There are some hypotheses about the neural correlates underlying combined training. For example, one hypothesis suggests that combined training may recruit alternate networks as functional support to help primary functional network process load demands [32], [33]. However, this hypothesis is far from conclusive. We will include MRI/EEG/NIRS scan along with cognitive and mood assessment, with an aim to provide more evidence for the underlying neural correlate.

Although the advantages of cognitive training are obvious, one major challenge for generalization is the lack of training services. Traditional training requires face-to-face teaching by specially trained coaches, and only a few large cities in China can provide this service. Thus, it is extremely difficult for the people in rural areas to use this service. The delivery of cognitive training programs may, therefore, require a more convenient method. Previous studies have shown that tablet-based cognitive training can provide the participants with high levels of enjoyment and desire to continue training. Our training program, which is also delivered by tablet-computer and use adaptive tasks, might thus be easy for future patients with MCI to access.
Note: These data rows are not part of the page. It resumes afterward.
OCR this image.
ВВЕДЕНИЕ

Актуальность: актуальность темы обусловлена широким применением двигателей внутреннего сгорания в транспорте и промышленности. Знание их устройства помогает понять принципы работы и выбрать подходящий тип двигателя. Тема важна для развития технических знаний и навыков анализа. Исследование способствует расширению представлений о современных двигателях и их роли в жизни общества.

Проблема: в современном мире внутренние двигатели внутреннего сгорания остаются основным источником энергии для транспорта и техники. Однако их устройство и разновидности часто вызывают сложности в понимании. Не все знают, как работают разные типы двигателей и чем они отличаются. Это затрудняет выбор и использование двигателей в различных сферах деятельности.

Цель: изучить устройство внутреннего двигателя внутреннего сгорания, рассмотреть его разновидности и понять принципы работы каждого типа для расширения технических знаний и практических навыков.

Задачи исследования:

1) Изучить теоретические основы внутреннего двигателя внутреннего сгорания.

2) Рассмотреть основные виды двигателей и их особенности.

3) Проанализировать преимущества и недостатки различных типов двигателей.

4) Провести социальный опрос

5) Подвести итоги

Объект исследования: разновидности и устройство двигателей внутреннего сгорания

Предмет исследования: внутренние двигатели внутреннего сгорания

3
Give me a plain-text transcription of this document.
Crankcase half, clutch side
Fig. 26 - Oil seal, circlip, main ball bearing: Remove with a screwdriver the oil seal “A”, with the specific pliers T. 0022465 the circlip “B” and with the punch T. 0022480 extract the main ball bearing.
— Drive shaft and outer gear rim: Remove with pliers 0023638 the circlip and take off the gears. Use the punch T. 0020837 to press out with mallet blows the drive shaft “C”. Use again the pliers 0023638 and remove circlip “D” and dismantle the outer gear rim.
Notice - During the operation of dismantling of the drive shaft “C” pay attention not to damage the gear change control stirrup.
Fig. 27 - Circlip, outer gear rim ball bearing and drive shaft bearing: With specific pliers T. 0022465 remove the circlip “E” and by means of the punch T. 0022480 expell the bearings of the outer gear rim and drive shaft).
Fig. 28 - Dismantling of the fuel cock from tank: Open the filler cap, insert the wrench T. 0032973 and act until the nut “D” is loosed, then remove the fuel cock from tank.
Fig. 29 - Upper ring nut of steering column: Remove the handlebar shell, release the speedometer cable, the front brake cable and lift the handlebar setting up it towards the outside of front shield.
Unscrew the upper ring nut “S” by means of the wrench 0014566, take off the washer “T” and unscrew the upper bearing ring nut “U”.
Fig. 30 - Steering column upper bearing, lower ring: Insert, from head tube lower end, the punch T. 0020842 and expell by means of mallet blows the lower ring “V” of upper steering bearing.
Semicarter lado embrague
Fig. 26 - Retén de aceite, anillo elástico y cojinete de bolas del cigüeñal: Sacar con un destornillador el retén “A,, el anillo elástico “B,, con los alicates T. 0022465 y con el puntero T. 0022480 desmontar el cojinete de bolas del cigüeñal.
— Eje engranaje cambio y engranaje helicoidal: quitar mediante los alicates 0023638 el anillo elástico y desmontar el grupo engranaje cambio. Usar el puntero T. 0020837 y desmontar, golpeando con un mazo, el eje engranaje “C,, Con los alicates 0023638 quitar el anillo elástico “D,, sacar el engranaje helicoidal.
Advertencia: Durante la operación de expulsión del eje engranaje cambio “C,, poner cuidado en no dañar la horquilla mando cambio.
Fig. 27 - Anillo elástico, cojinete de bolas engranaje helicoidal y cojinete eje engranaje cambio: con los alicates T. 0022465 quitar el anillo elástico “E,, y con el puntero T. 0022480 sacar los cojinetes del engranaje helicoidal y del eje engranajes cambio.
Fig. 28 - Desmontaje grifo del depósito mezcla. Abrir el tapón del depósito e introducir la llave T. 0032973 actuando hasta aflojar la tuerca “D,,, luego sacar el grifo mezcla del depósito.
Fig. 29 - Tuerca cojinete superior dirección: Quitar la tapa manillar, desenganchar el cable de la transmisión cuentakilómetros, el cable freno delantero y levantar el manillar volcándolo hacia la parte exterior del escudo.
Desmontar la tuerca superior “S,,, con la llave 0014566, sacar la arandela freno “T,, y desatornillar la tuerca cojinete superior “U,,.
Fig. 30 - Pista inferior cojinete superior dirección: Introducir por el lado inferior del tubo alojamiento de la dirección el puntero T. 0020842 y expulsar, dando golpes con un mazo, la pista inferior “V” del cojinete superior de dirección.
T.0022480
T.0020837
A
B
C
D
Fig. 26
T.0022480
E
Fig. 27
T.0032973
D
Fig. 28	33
Several limitations to this study should be noted. First, we use intermediate outcomes instead of incidence of dementia because our study time is relatively short compared with the long duration of the disease. Thus, we could not directly answer the question of whether the combined training could delay the onset of dementia. Second, considering the feasibility, we did not design an active control group. The increased contact time and interaction with the training coach and other elderly might positively impact cognition or offer some additional confounding social benefit. However, to minimize the social interaction, we are using computer-assisted cognitive training, which means that the participants are only interacting with the computer tasks but not with the coach. The coach will only help the participants to solve the technique problems and will not participate in the training process. Third, because of our design of waitlist as the control group, we will provide compensate training for the control group after the training period. It will not be possible for us to compare the longer follow-up effect of training and without training difference, which is shown in the Advanced Training in Vital Elderly study [34]. However, the primary objective of the study is to investigate the extent to which a combined intervention could affect cognition in patients with MCI. We will explore the longer effect of cognitive training on cognition or risk of dementia in our future research. Finally, although this study is being randomized and well controlled, the participants are not blinded. Therefore, they may disclose their allocation sequence to the evaluators; thus, the observer bias may be present in the behavioral outcome measures.

In summary, our study, which combines executive function and memory training and is delivered on an easy-access tablet-computer, will be able to provide new and unique knowledge. A new approach to delay the deterioration of memory decline may be feasible.

Trial status

The study is currently ongoing. Recruitment began in July 2017 and will conclude in December 2018.

Systematic review: The authors reviewed previously published literature in the field of cognitive training and patients with mild cognitive impairment. Interventional research evaluating the effect of cognitive training, especially on executive function, has provided inconclusive results.

Interpretation: There is a need for future studies to pay more attention to executive function to ensure participants are gaining sufficient executive function training. Furthermore, comprehensive outcome measures related to the intervention need to be measured, including cognitive tests, noncognitive tests, magnetic resonance imaging biomarkers, electroencephalogram biomarkers, near-infrared spectroscopy biomarkers, and blood-based biomarkers.

Future directions: This article describes the protocol of a trial evaluating the effect of combined executive function and memory training on cognitive function and noncognitive function and the potential mechanism underlying the intervention. Results from this study will be vital in the design and implementation of the future nonpharmacologic intervention.